It will be great and I believe we will see our pets again. That is a comfortinting thought.


----------



## MantisGirl13 (Nov 12, 2018)

Little Mantis said:


> It will be great and I believe we will see our pets again. That is a comfortinting thought.


It sure is!

- MatisGirl13


----------



## Prayingmantisqueen (Nov 12, 2018)

Major said:


> Sometimes﻿ I ju﻿st sit and wonder if and what is after this life. The most probable thing would be darkness and eterna﻿l sleep. But with all my heart I hope that isn't true. O﻿ur human minds can't comprehend the idea of eternal ending... It's just wishful thinking I guess. I am intrigued to find out whether or not their is life after death. My heart believes, whil﻿﻿e ﻿my﻿ br﻿ai﻿﻿﻿﻿n just doesn't. One day we all will find out... ﻿﻿﻿


Do you believe in the Bible? If so checking out 1 Thessalonians 4:16-17 may relieve your mind a bit. I know everyone here believes differently and that is perfectly fine. I only want the truth and I believe that the Bible holds truth. Please dont think I am trying to push my beliefs on anyone. Just sharing   

Oh yeah! Btw, got my babies from @Kermit today and he even included a suprise nymph! A stagmomantis limbata! Yay! Just in time for my birthday (Thursday)!


----------



## hysteresis (Nov 12, 2018)

@Prayingmantisqueen

Happy birthday! 

Today is my wife's, and mine was Wednesday 7th.


----------



## Prayingmantisqueen (Nov 12, 2018)

November birtbdays


----------



## Graceface (Nov 12, 2018)

Happy birthday!


----------



## Mantis Lady (Nov 12, 2018)

@PrayingmantisqueenA nice birthday gift to get and happy birthday!

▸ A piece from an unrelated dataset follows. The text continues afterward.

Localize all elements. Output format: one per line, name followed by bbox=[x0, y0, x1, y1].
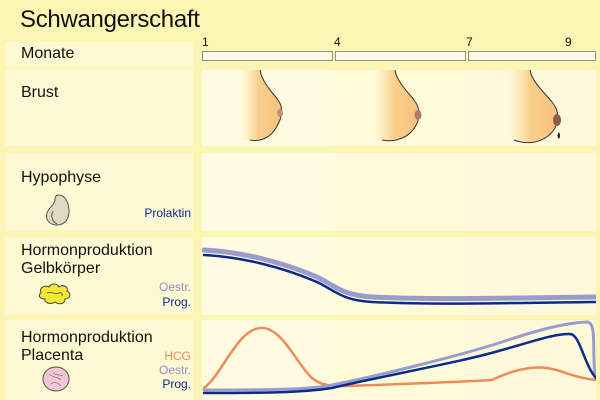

Happy birthdaty too, @hysteresis


----------



## MantisGirl13 (Nov 12, 2018)

Happy birthday, @Prayingmantisqueen and @hysteresis! 

Prayingmantisqueen, I am glad you got your nymphs safely! 

- MantisGirl13


----------



## Prayingmantisqueen (Nov 12, 2018)

Thx!


----------



## MantisGirl13 (Nov 12, 2018)

Major said:


> "And﻿ in heaven there will never be anymore death and thats what there is to look forward to. " Sometimes I just sit and wonder if and what is after this life. The most probable thing would be darkness and eternal sleep. But with all my heart I hope that isn't true. Our human minds can't comprehend the idea of eternal ending... It's just wishful thinking I guess. I am intrigued to find out whether or not their is life after death. My heart believes, while my brain just doesn't. One day we all will find out...


I believe that after death, we all have eternal life. If you put your faith in God and believe in him, you will spend eternity with him in heaven. If you do not believe that Jesus died on a cross to save us from our sins, then you will suffer eternally in heck. It is hard to think about sometimes, but I believe it to be true.

- MantisGirl13


----------



## hysteresis (Nov 12, 2018)

Thanks for the birthday wishes @Little Mantis and @MantisGirl13.


----------



## Prayingmantisqueen (Nov 12, 2018)

MantisGirl13 said:


> ﻿that after death, we all have eternal life. If you put your﻿﻿﻿﻿﻿﻿ ﻿faith in ﻿God and believe in him, you will spend eternity with him ﻿in ﻿heaven﻿﻿﻿﻿﻿﻿﻿﻿﻿﻿﻿﻿﻿﻿﻿﻿.


I agree with that.



MantisGirl13 said:


> If ﻿you do not believe that Jesus died on a cross to save us ﻿from our sins, then you will suffer eternally in heck﻿. ﻿﻿


Although I believe there will be a punishment for the unbelieving I cannot believe in an eternal burning heck my reasons being, I cannot understand why a God of Love would torment his mortals for ever and ever because of one choice. And I believe that the Bible points to one final punishment for the wicked which is Biblicaly called the "second death" which your destiny will be decided (by God) depending on you record in the "Book of Life/ Death" (which the "Recording Angel" takes record of your every act and thought from birth to death in). I believe the word 'eternal' means that where ever you have put your devotion your reward will be final, no going back, forever. So you would be forever saved, or forever lost. But not forever lost and alive, burning in heck.... Only God may judge us, not man. This is a very indepth study and I do not want to controversy amongst us here on the forum so I will close my mouth and say that if you are interested more in my views I would gladly share in another time and place. 

Ps. Thanks everyone for the birthday wishes! I am sure it will be great..!


----------



## Prayingmantisqueen (Nov 12, 2018)

Btw, I appriciate everyones views and appriciate your interest in sharing!!!!


----------



## cwebster (Nov 18, 2018)

Am so sorry to hear of your losses. They are so lovely and personable then just leave too soon. Sob.


----------



## Prayingmantisqueen (Nov 23, 2018)

Thank you @cwebster. I know it is sad.


----------